The formula behind the numbers
The amount of amendment depends on three things: how far you need to move the pH, the area you are treating, and how strongly your soil resists change. The calculation works like this:
- pH change = the difference between your target and current pH
- Direction = add lime to raise pH, or elemental sulfur to lower it
- Amount = rate × pH change × (area ÷ 1,000)
The rate is the pounds of material needed to move the pH by one full unit across 1,000 square feet. Sandy soil uses about 25 pounds of lime, loam around 50, and clay about 70, because heavier soils have more buffering capacity. Sulfur rates are lower because elemental sulfur is more potent per pound. For example, raising a 100-square-foot loam bed from 5.5 to 6.5 needs 50 × 1.0 × (100 ÷ 1,000) = 5 pounds of lime.

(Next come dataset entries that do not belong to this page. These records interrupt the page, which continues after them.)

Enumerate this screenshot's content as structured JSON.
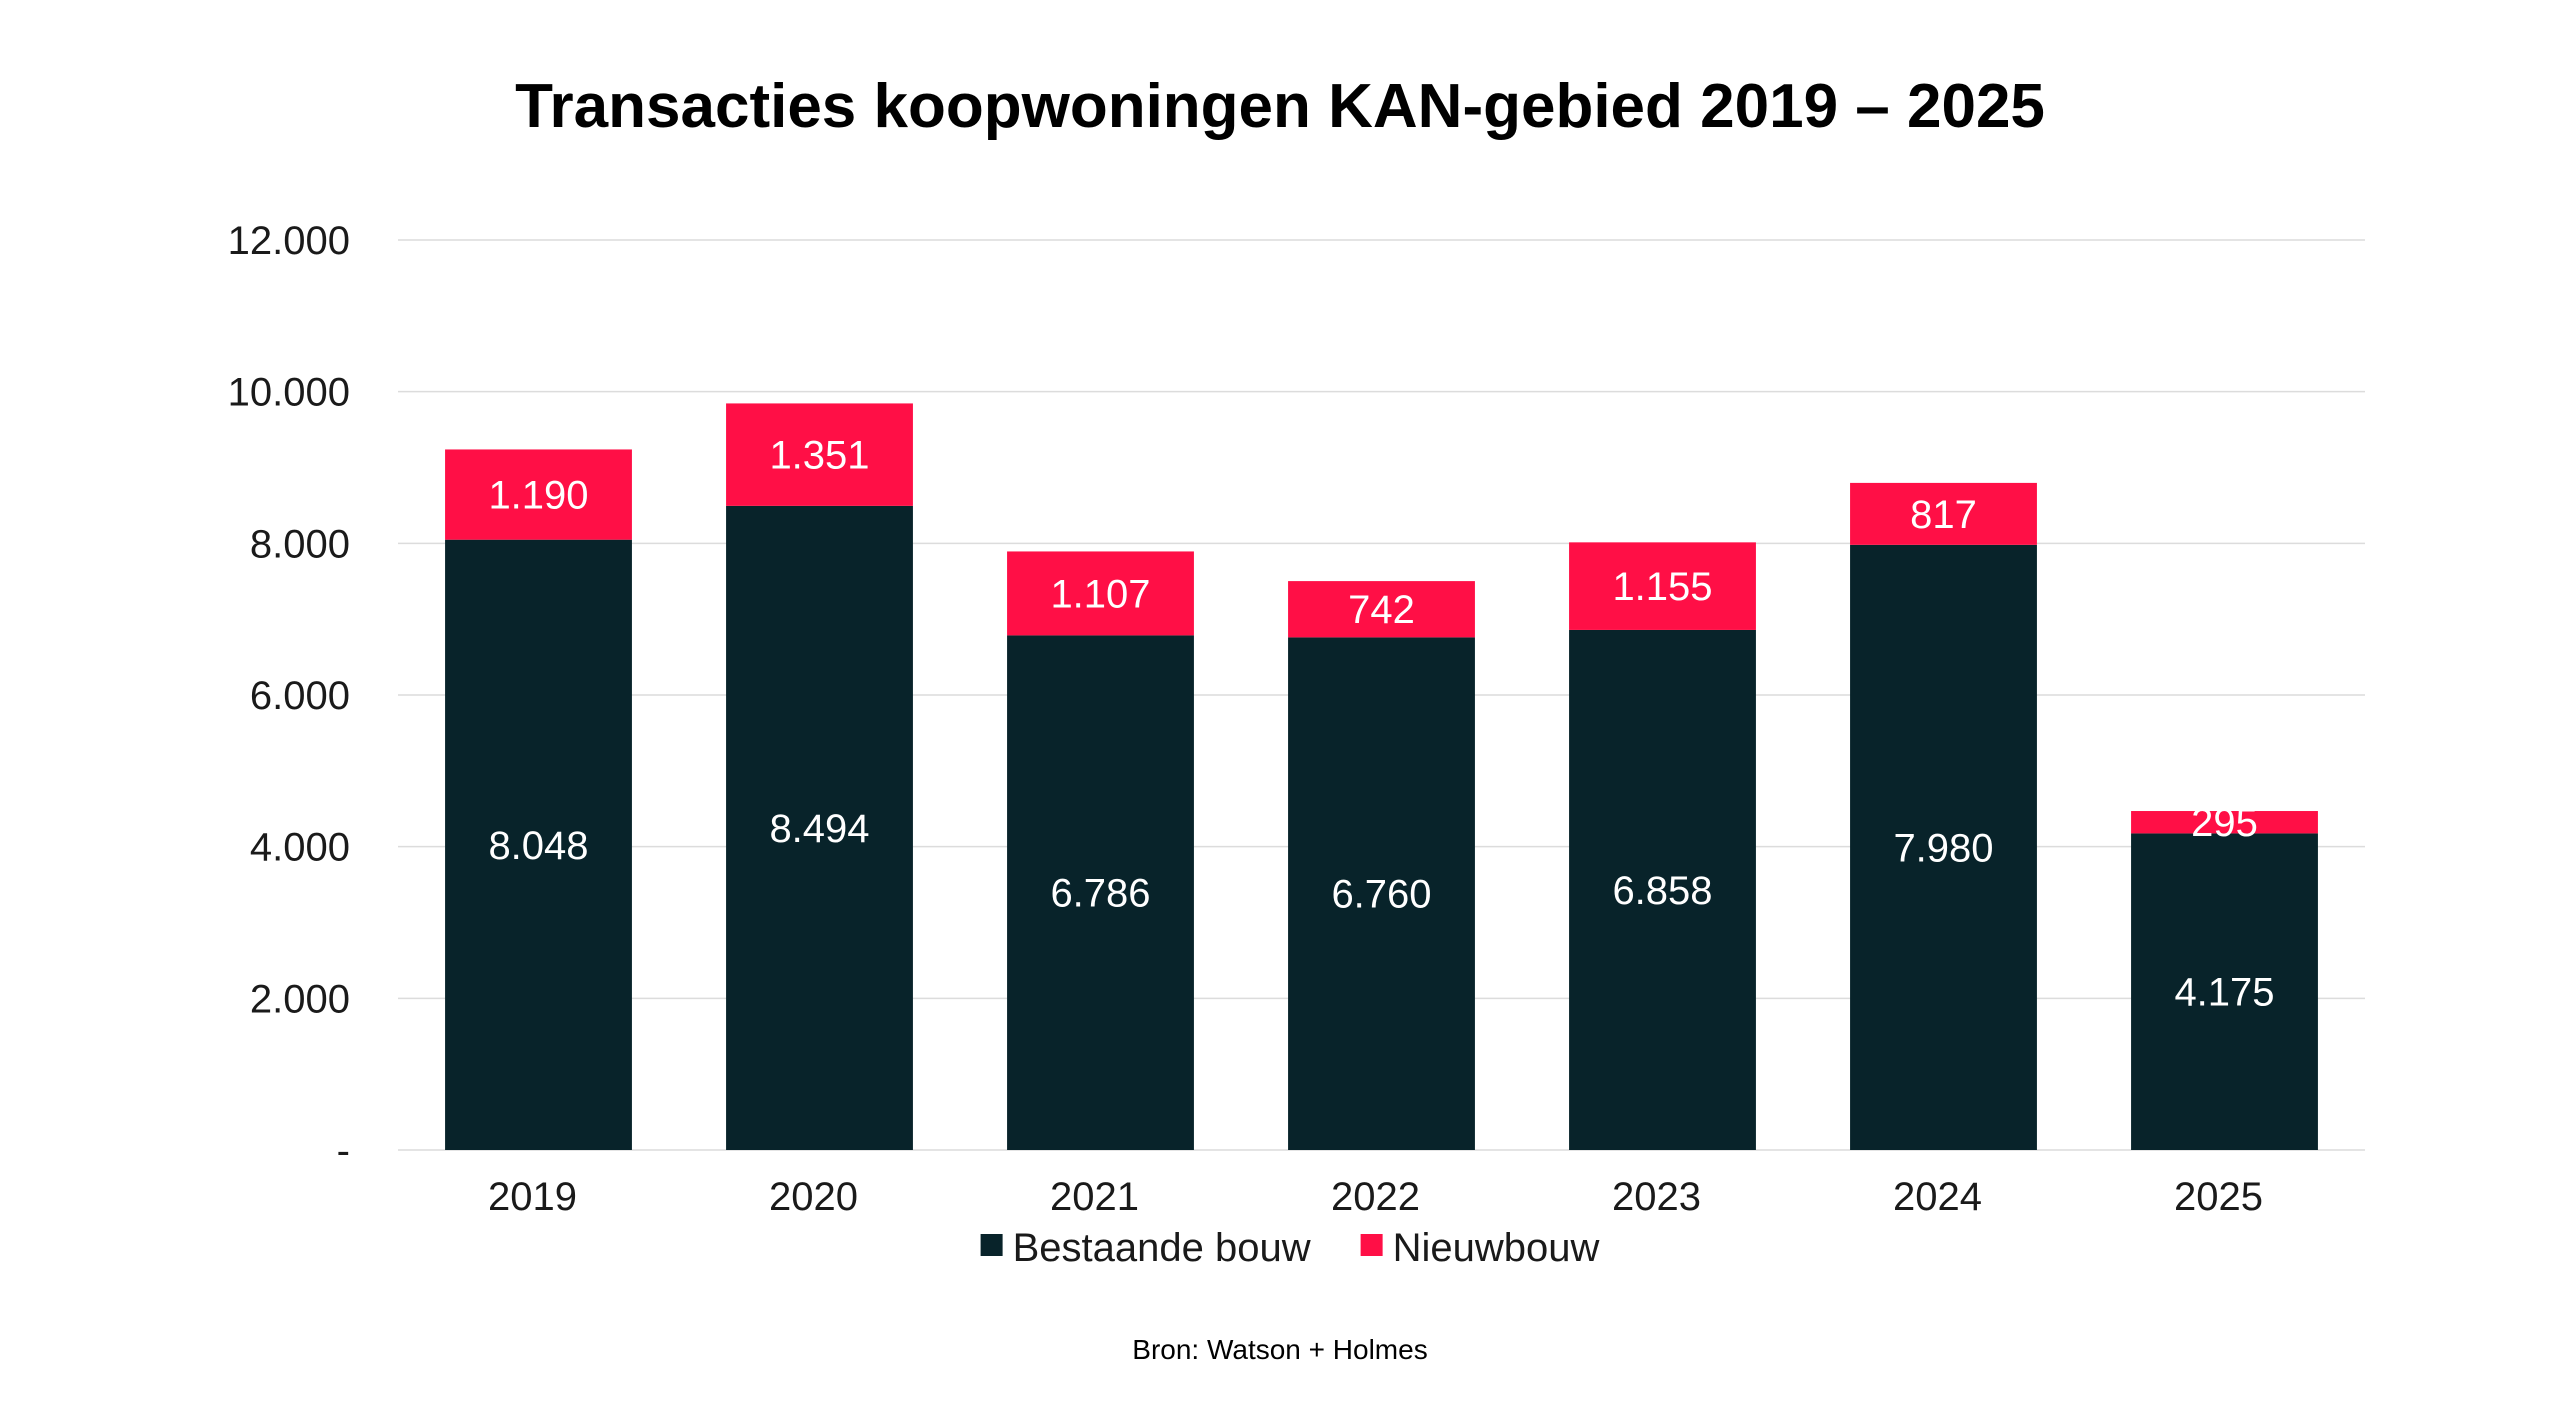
{
  "chart_data": {
    "type": "bar",
    "stacked": true,
    "title": "Transacties koopwoningen KAN-gebied 2019 – 2025",
    "categories": [
      "2019",
      "2020",
      "2021",
      "2022",
      "2023",
      "2024",
      "2025"
    ],
    "series": [
      {
        "name": "Bestaande bouw",
        "color": "#08232A",
        "values": [
          8048,
          8494,
          6786,
          6760,
          6858,
          7980,
          4175
        ],
        "labels": [
          "8.048",
          "8.494",
          "6.786",
          "6.760",
          "6.858",
          "7.980",
          "4.175"
        ]
      },
      {
        "name": "Nieuwbouw",
        "color": "#FF0F46",
        "values": [
          1190,
          1351,
          1107,
          742,
          1155,
          817,
          295
        ],
        "labels": [
          "1.190",
          "1.351",
          "1.107",
          "742",
          "1.155",
          "817",
          "295"
        ]
      }
    ],
    "ylim": [
      0,
      12000
    ],
    "yticks": [
      0,
      2000,
      4000,
      6000,
      8000,
      10000,
      12000
    ],
    "ytick_labels": [
      "-",
      "2.000",
      "4.000",
      "6.000",
      "8.000",
      "10.000",
      "12.000"
    ],
    "grid": true,
    "legend_position": "bottom",
    "xlabel": "",
    "ylabel": "",
    "source": "Bron: Watson + Holmes"
  }
}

Lime, sulfur, and how to apply them
To raise pH, ground agricultural limestone is the standard choice; dolomitic lime is useful when your soil is also low in magnesium. To lower pH, elemental sulfur is the most reliable amendment, as soil microbes slowly convert it into acid over several weeks. Spread either material evenly, work it into the top few inches of soil where you can, and water it in. Because both act gradually, apply them in autumn or a few months before planting, and always retest before adding more.
Tips for adjusting soil pH safely
- Always start from a real soil test rather than guessing — a 10-dollar test saves wasted amendment.
- Move pH in steps; aim to change it by no more than about one unit per season.
- Treat acid-loving plants like blueberries separately, as they want a much lower pH than vegetables.
- Finely ground lime reacts faster than coarse, pelletised products, but pellets are easier to spread.
- Keep adding compost and organic matter to help hold your corrected pH steady over time.